From: Jeff Morriss <jeff.morriss.ws@xxxxxxxxx>
Date: Mon, 25 Sep 2017 14:49:13 -0400


On Sun, Sep 24, 2017 at 2:23 PM, Bryce Thomas <bryce.m.thomas@xxxxxxxxx> wrote:
There are numerous questions and answers online about how to successfully
capture packets in Wireshark without root permissions.  Notwithstanding, I have
been unable to find an answer that addresses my particular scenario.

I am building Wireshark from source, on an Ubuntu 17.04 machine.  Specifically,
I am building from Git source control, branch `master-2.4`, commit SHA
`bebcaf1379557fa19d8321634c59e8ee6c3c59e8`.  The reason I am buildng from
version controlled source is that I would ultimately like to work on a plugin,
which will ideally be contributed back to the Wireshark project.

I have gotten as far as successfully building and running Wireshark.  I can see
a complete list of capture interfaces (wlan0, any, lo, eth0, etc.).  However,
when I attempt to capture on any of these interfaces, I get the following error
in a dialog box:

> The capture session could not be initiated on interface 'lo' (You don't have
> permission to capture on that device).
> Please check to make sure you have > sufficient permissions, and that you have
> the proper interface or pipe specified.

I am building wireshark as follows:

... Which probably makes this question better suited for the -dev list.  But no matter.
 
```
./autogen.sh
./configure --enable-setcap-install --with-dumpcap-group=wireshark
make
```

Regarding groups & permissions, I already have a `wireshark` group, and my user
belongs to the group:

```
groups | grep wireshark # it's there
groups $USER | grep wireshark # it's there
```

I am configuring the built version of dumpcap as follows:

```
sudo chmod 750 .libs/dumpcap
sudo chgrp wireshark .libs/dumpcap
sudo setcap cap_net_raw,cap_net_admin+eip .libs/dumpcap
```

I have worked like this in past (except that I just made .libs/dumpcap setuid-root) and it worked fine.  I'm not sure why it wouldn't work in your case.

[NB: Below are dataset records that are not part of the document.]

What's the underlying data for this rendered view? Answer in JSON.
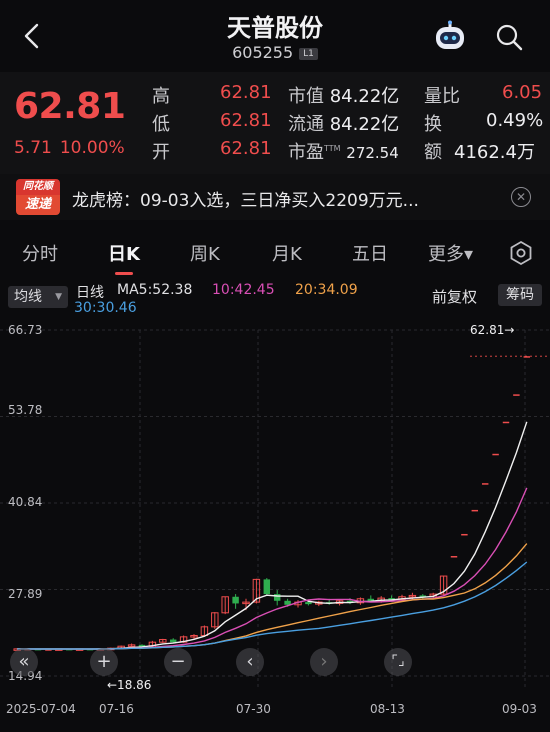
{
  "header": {
    "title": "天普股份",
    "code": "605255",
    "tag": "L1"
  },
  "quote": {
    "price": "62.81",
    "change": "5.71",
    "change_pct": "10.00%",
    "high_label": "高",
    "high": "62.81",
    "low_label": "低",
    "low": "62.81",
    "open_label": "开",
    "open": "62.81",
    "mktcap_label": "市值",
    "mktcap": "84.22亿",
    "float_label": "流通",
    "float": "84.22亿",
    "pe_label": "市盈",
    "pe_sup": "TTM",
    "pe": "272.54",
    "volratio_label": "量比",
    "volratio": "6.05",
    "turnover_label": "换",
    "turnover": "0.49%",
    "amount_label": "额",
    "amount": "4162.4万"
  },
  "lhb": {
    "badge_top": "同花顺",
    "badge_bottom": "速递",
    "text": "龙虎榜：09-03入选，三日净买入2209万元..."
  },
  "tabs": [
    "分时",
    "日K",
    "周K",
    "月K",
    "五日",
    "更多▾"
  ],
  "active_tab": "日K",
  "ma_bar": {
    "selector": "均线",
    "label": "日线",
    "ma5": "MA5:52.38",
    "ma10": "10:42.45",
    "ma20": "20:34.09",
    "ma30": "30:30.46",
    "adjust": "前复权",
    "chip": "筹码"
  },
  "colors": {
    "up": "#ef4d4d",
    "down": "#2fae4f",
    "ma5": "#f0f0f0",
    "ma10": "#d94fb5",
    "ma20": "#f0a24a",
    "ma30": "#4a9fe0"
  },
  "chart_data": {
    "type": "candlestick",
    "y_ticks": [
      "66.73",
      "53.78",
      "40.84",
      "27.89",
      "14.94"
    ],
    "ylim": [
      14.94,
      66.73
    ],
    "x_ticks": [
      "2025-07-04",
      "07-16",
      "07-30",
      "08-13",
      "09-03"
    ],
    "high_marker": "62.81→",
    "low_marker": "←18.86",
    "candles": [
      [
        18.9,
        19.1,
        18.86,
        19.0
      ],
      [
        19.0,
        19.1,
        18.9,
        19.0
      ],
      [
        19.0,
        19.05,
        18.9,
        18.95
      ],
      [
        18.95,
        19.0,
        18.9,
        18.95
      ],
      [
        18.95,
        19.0,
        18.9,
        19.0
      ],
      [
        19.0,
        19.05,
        18.9,
        18.95
      ],
      [
        18.95,
        19.0,
        18.9,
        19.0
      ],
      [
        19.0,
        19.05,
        18.9,
        18.95
      ],
      [
        18.95,
        19.1,
        18.9,
        19.05
      ],
      [
        19.05,
        19.2,
        19.0,
        19.1
      ],
      [
        19.1,
        19.5,
        19.0,
        19.4
      ],
      [
        19.4,
        19.8,
        19.3,
        19.6
      ],
      [
        19.6,
        19.7,
        19.2,
        19.3
      ],
      [
        19.3,
        20.2,
        19.2,
        20.0
      ],
      [
        20.0,
        20.5,
        19.9,
        20.4
      ],
      [
        20.4,
        20.6,
        19.9,
        20.0
      ],
      [
        20.0,
        21.0,
        19.9,
        20.8
      ],
      [
        20.8,
        21.2,
        20.5,
        21.0
      ],
      [
        21.0,
        22.5,
        20.8,
        22.3
      ],
      [
        22.3,
        24.5,
        22.0,
        24.4
      ],
      [
        24.4,
        26.8,
        24.2,
        26.8
      ],
      [
        26.8,
        27.2,
        25.0,
        25.8
      ],
      [
        25.8,
        26.5,
        24.8,
        26.0
      ],
      [
        26.0,
        29.5,
        25.8,
        29.4
      ],
      [
        29.4,
        29.6,
        27.0,
        27.2
      ],
      [
        27.2,
        27.8,
        25.5,
        26.2
      ],
      [
        26.2,
        26.5,
        25.3,
        25.6
      ],
      [
        25.6,
        26.3,
        25.2,
        26.0
      ],
      [
        26.0,
        26.4,
        25.5,
        25.7
      ],
      [
        25.7,
        26.2,
        25.4,
        26.0
      ],
      [
        26.0,
        26.5,
        25.6,
        25.8
      ],
      [
        25.8,
        26.4,
        25.5,
        26.2
      ],
      [
        26.2,
        26.6,
        25.7,
        25.9
      ],
      [
        25.9,
        26.7,
        25.6,
        26.5
      ],
      [
        26.5,
        27.0,
        26.0,
        26.2
      ],
      [
        26.2,
        26.9,
        25.9,
        26.6
      ],
      [
        26.6,
        27.0,
        26.2,
        26.4
      ],
      [
        26.4,
        27.1,
        26.1,
        26.8
      ],
      [
        26.8,
        27.4,
        26.4,
        27.0
      ],
      [
        27.0,
        27.2,
        26.5,
        26.9
      ],
      [
        26.9,
        27.4,
        26.6,
        27.2
      ],
      [
        27.2,
        29.9,
        27.0,
        29.9
      ],
      [
        32.9,
        32.9,
        32.9,
        32.9
      ],
      [
        36.2,
        36.2,
        36.2,
        36.2
      ],
      [
        39.8,
        39.8,
        39.8,
        39.8
      ],
      [
        43.8,
        43.8,
        43.8,
        43.8
      ],
      [
        48.2,
        48.2,
        48.2,
        48.2
      ],
      [
        53.0,
        53.0,
        53.0,
        53.0
      ],
      [
        57.1,
        57.1,
        57.1,
        57.1
      ],
      [
        62.81,
        62.81,
        62.81,
        62.81
      ]
    ]
  }
}
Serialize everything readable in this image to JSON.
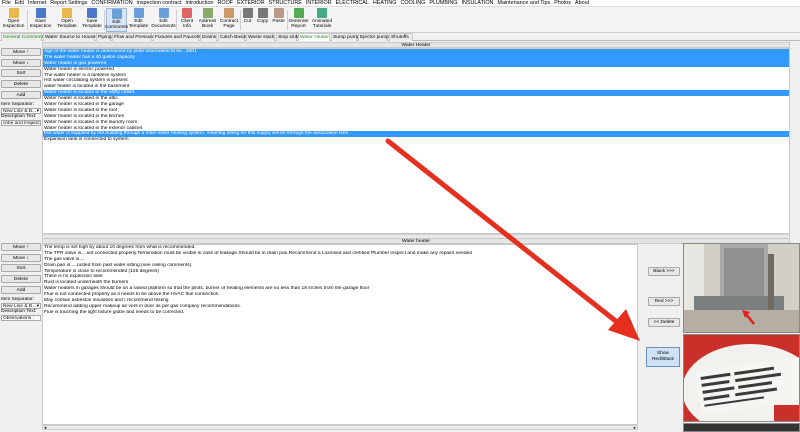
{
  "menu": [
    "File",
    "Edit",
    "Internet",
    "Report Settings",
    "CONFIRMATION",
    "inspection contract",
    "introduction",
    "ROOF",
    "EXTERIOR",
    "STRUCTURE",
    "INTERIOR",
    "ELECTRICAL",
    "HEATING",
    "COOLING",
    "PLUMBING",
    "INSULATION",
    "Maintenance and Tips",
    "Photos",
    "About"
  ],
  "toolbar": [
    {
      "label1": "Open",
      "label2": "Inspection",
      "icon": "folder-icon",
      "color": "#e8b84a"
    },
    {
      "label1": "Save",
      "label2": "Inspection",
      "icon": "save-icon",
      "color": "#4a78c8"
    },
    {
      "label1": "Open",
      "label2": "Template",
      "icon": "folder-icon",
      "color": "#e8b84a"
    },
    {
      "label1": "Save",
      "label2": "Template",
      "icon": "save-icon",
      "color": "#4a78c8"
    },
    {
      "label1": "Edit",
      "label2": "Comments",
      "icon": "document-icon",
      "color": "#6aa0d8"
    },
    {
      "label1": "Edit",
      "label2": "Template",
      "icon": "document-icon",
      "color": "#6aa0d8"
    },
    {
      "label1": "Edit",
      "label2": "Documents",
      "icon": "document-icon",
      "color": "#6aa0d8"
    },
    {
      "label1": "Client",
      "label2": "Info",
      "icon": "user-icon",
      "color": "#d66"
    },
    {
      "label1": "Address",
      "label2": "Book",
      "icon": "book-icon",
      "color": "#8a6"
    },
    {
      "label1": "Contract",
      "label2": "Page",
      "icon": "contract-icon",
      "color": "#c96"
    },
    {
      "label1": "Cut",
      "label2": "",
      "icon": "scissors-icon",
      "color": "#777"
    },
    {
      "label1": "Copy",
      "label2": "",
      "icon": "copy-icon",
      "color": "#777"
    },
    {
      "label1": "Paste",
      "label2": "",
      "icon": "paste-icon",
      "color": "#b98"
    },
    {
      "label1": "Generate",
      "label2": "Report",
      "icon": "report-icon",
      "color": "#5a5"
    },
    {
      "label1": "Animated",
      "label2": "Tutorials",
      "icon": "tutorial-icon",
      "color": "#4a8"
    }
  ],
  "tabs": [
    "General Comments",
    "Water Source to House",
    "Piping",
    "Flow and Pressure",
    "Fixtures and Faucets",
    "Drains",
    "Catch Basin",
    "Waste stack",
    "Stop sink",
    "Water Heater",
    "Sump pump",
    "Ejector pump",
    "Shutoffs"
  ],
  "top_panel": {
    "title": "Water Heater",
    "buttons": [
      "Move ↑",
      "Move ↓",
      "Sort",
      "Delete",
      "Add"
    ],
    "item_separator_label": "Item Separator:",
    "item_separator_value": "New Line & B...",
    "description_label": "Description Text:",
    "description_value": "cribe and Inspect :",
    "rows": [
      {
        "text": "Age of the water heater is determined by plate information to be...2001",
        "selected": true
      },
      {
        "text": "The water heater has a 40 gallon capacity",
        "selected": true
      },
      {
        "text": "Water heater is gas powered",
        "selected": true
      },
      {
        "text": "Water heater is electric powered",
        "selected": false
      },
      {
        "text": "The water heater is a tankless system",
        "selected": false
      },
      {
        "text": "Hot water circulating system is present",
        "selected": false
      },
      {
        "text": "water heater is located in the basement",
        "selected": false
      },
      {
        "text": "Water heater is located in the utility closet.",
        "selected": true
      },
      {
        "text": "Water heater is located in the attic",
        "selected": false
      },
      {
        "text": "Water heater is located in the garage",
        "selected": false
      },
      {
        "text": "Water heater is located in the roof",
        "selected": false
      },
      {
        "text": "Water heater is located in the kitchen",
        "selected": false
      },
      {
        "text": "Water heater is located in the laundry room",
        "selected": false
      },
      {
        "text": "Water heater is located in the exterior cabinet",
        "selected": false
      },
      {
        "text": "Hot water is supplied by the building through a main water heating system, meaning billing for this supply will be through the association fees",
        "selected": true
      },
      {
        "text": "Expansion tank is connected to system",
        "selected": false
      }
    ]
  },
  "bottom_panel": {
    "title": "Water heater",
    "buttons": [
      "Move ↑",
      "Move ↓",
      "Sort",
      "Delete",
      "Add"
    ],
    "item_separator_label": "Item Separator:",
    "item_separator_value": "New Line & B...",
    "description_label": "Description Text:",
    "description_value": "Observations :",
    "rows": [
      "The temp is set high by about 10 degrees from what is recommended.",
      "The TPR valve is....not connected properly.Termination must be visible in case of leakage.Should be in drain pan.Recommend a Licensed and certified Plumber inspect and make any repairs needed",
      "The gas valve is....",
      "Drain pan is.....rusted from past water sitting.(see ceiling comments)",
      "Temperature is close to recommended (125 degrees)",
      "There is no expansion tank",
      "Rust is located underneath the burners",
      "Water heaters in garages should be on a raised platform so that the pilots, burner or heating elements are no less than 18 inches from the garage floor",
      "Flue is not connected properly as it needs to be above the HVAC flue connection.",
      "May contain asbestos insulation and I recommend testing",
      "Recommend adding upper makeup air vent in door as per gas company recommendations.",
      "Flue is touching the light fixture globe and needs to be corrected."
    ]
  },
  "right_buttons": {
    "black": "Black >>>",
    "red": "Red >>>",
    "delete": "<< Delete",
    "show1": "Show",
    "show2": "Red/Black"
  },
  "colors": {
    "selection": "#3399ff",
    "arrow": "#e53020",
    "tab_green": "#1f8a1f"
  }
}
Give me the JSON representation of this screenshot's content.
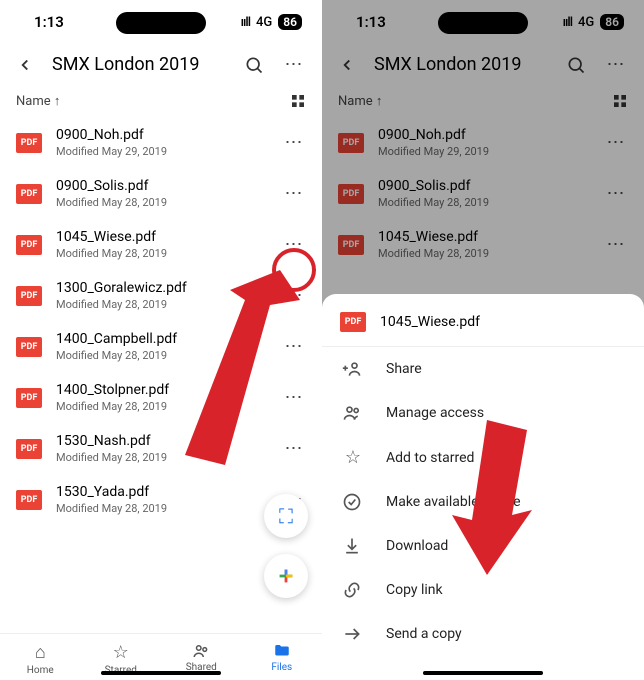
{
  "status": {
    "time": "1:13",
    "network": "4G",
    "battery": "86"
  },
  "header": {
    "title": "SMX London 2019"
  },
  "sort": {
    "label": "Name ↑"
  },
  "files": [
    {
      "name": "0900_Noh.pdf",
      "modified": "Modified May 29, 2019"
    },
    {
      "name": "0900_Solis.pdf",
      "modified": "Modified May 28, 2019"
    },
    {
      "name": "1045_Wiese.pdf",
      "modified": "Modified May 28, 2019"
    },
    {
      "name": "1300_Goralewicz.pdf",
      "modified": "Modified May 28, 2019"
    },
    {
      "name": "1400_Campbell.pdf",
      "modified": "Modified May 28, 2019"
    },
    {
      "name": "1400_Stolpner.pdf",
      "modified": "Modified May 28, 2019"
    },
    {
      "name": "1530_Nash.pdf",
      "modified": "Modified May 28, 2019"
    },
    {
      "name": "1530_Yada.pdf",
      "modified": "Modified May 28, 2019"
    }
  ],
  "nav": {
    "home": "Home",
    "starred": "Starred",
    "shared": "Shared",
    "files": "Files"
  },
  "sheet": {
    "file": "1045_Wiese.pdf",
    "share": "Share",
    "manage": "Manage access",
    "star": "Add to starred",
    "offline": "Make available offline",
    "download": "Download",
    "copylink": "Copy link",
    "sendcopy": "Send a copy"
  },
  "pdf_badge": "PDF"
}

Maybe try making it setuid-root and see if that works?

Or try:

% grep Cap /proc/<dumpcap pid>/status

I think you should see at least one bit set in CapEff.  If you don't then the capability hasn't taken effect.

ps. FWIW a vast majority of the time while doing dissector development I work with stored PCAP files.  I'll capture the traffic elsewhere then work on the dissector until it works for the packets I've captured so far.  So: no need to do live capture in my development environment.